Haberin açıklamasında; “Anlaşmalı konut projelerinden yapılacak kredi kullanımlarında faiz oranı aylık yüzde 1,78’e inerken, kampanyaya dahil olan müteahhitler tarafından verilecek destek ile bu oran müşteriye yüzde 0,98 olarak yansıtılacak” deniliyor!
Bu konuda bazı hocaların verdiği fetvayı da arkasına alan ve bugüne kadar ev sahibi olamayan insanlar, bu habere sevindiler sevinmesine de; anlaşmalı şirketler kafalarına takıldı.
Benim de takıldı!..
Önce en yakın Ziraat Bankası merkez şubesini aradım. Size ne için nerelere başvuracağınızı tele sekreterden öğreniyorsunuz. Hatta TOKİ için telefon numarası da veriyor. Siz, santrale bağlanmak için beklemeye devam ederken, telefon kapanıyor. Tekrar arayıp hesapla ilgili verilen numarayı tuşluyorsunuz… Çalıp, çalıp kapanıyor.

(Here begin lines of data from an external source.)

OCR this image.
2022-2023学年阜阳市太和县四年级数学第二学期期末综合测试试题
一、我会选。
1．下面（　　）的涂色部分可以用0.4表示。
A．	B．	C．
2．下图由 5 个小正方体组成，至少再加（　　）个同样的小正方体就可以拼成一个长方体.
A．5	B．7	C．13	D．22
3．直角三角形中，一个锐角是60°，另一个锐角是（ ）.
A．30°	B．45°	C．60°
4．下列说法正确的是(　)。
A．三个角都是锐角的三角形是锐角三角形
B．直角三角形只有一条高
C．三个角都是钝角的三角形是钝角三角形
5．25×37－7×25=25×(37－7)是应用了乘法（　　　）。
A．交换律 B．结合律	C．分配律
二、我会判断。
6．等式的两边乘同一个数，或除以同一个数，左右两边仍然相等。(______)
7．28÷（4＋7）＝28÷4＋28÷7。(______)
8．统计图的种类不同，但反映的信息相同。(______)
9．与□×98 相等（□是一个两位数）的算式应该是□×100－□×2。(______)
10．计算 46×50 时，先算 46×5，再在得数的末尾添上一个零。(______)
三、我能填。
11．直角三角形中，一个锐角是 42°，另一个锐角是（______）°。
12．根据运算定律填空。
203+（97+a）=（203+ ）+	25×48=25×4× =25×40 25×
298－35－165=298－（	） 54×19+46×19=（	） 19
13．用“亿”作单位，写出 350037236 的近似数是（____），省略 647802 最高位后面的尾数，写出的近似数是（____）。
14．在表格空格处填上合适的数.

Sonra Vakıfbank’ı aradım. Aynı sistem…
Telefonla ulaşamayacağımı anlayınca gittim. Ziraat Bankası, kredi alabilmek için banka ile anlaşmalı şirket(müteahhit)lerden daire alınırsa, 0,98’in geçerli olduğunu, anlaşması olmayan şirket ya da TOKİ’den almak istersen 1,98 faiz ödenmesi gerektiğini söyledi.
Vakıfbank bir farkla neredeyse aynısını söyledi. O da, anlaşmalı firmalar ve 800 bin ile üstü evler için geçerli olduğunun açıklanması!..
Ziraat Bankası Genel Müdürlüğü’nü, daha detaylı bilgi alacağımı düşünerek aradım.
Santraldeki hanımefendiye, bankalarının açıkladığı konut kredisi hakkında hukuk danışmanı ya da bilgi verecek biriyle görüşmek istediğimi söyledim.
“Burası genel müdürlük, buradan bilgi alamazsınız. Sorunuz varsa sözlü cevap verilmez, yazılı olacak” dedi.
Sitelerine girip, başka bir konuda yazdım. ‘Gönder’ işaretine tıklıyorum; “Boşluğu doldur ya da boşluk bırakamazsınız” yazıyor. Hiçbir boşluk bırakmadan şifre gibi çıkan rakamlar, harfler… İstediklerini yapıp, basıyorum ‘Gönder’e, saniye değil salise geçmeden yazımı görüyorum ekranda!
“Gelmezsen gelme” diye türkü var bir tane… O notada “Almazsan alma” diye türkü söylüyorum!..
Önceki yıllarda başka bir yerde yazarken; müteahhitlerin, geçmişteki bankerler gibi olma ihtimalinin yüksek olduğunu belirterek; Banker Servet, Banker Bako ve Banker Kastelli örneği vermiştim…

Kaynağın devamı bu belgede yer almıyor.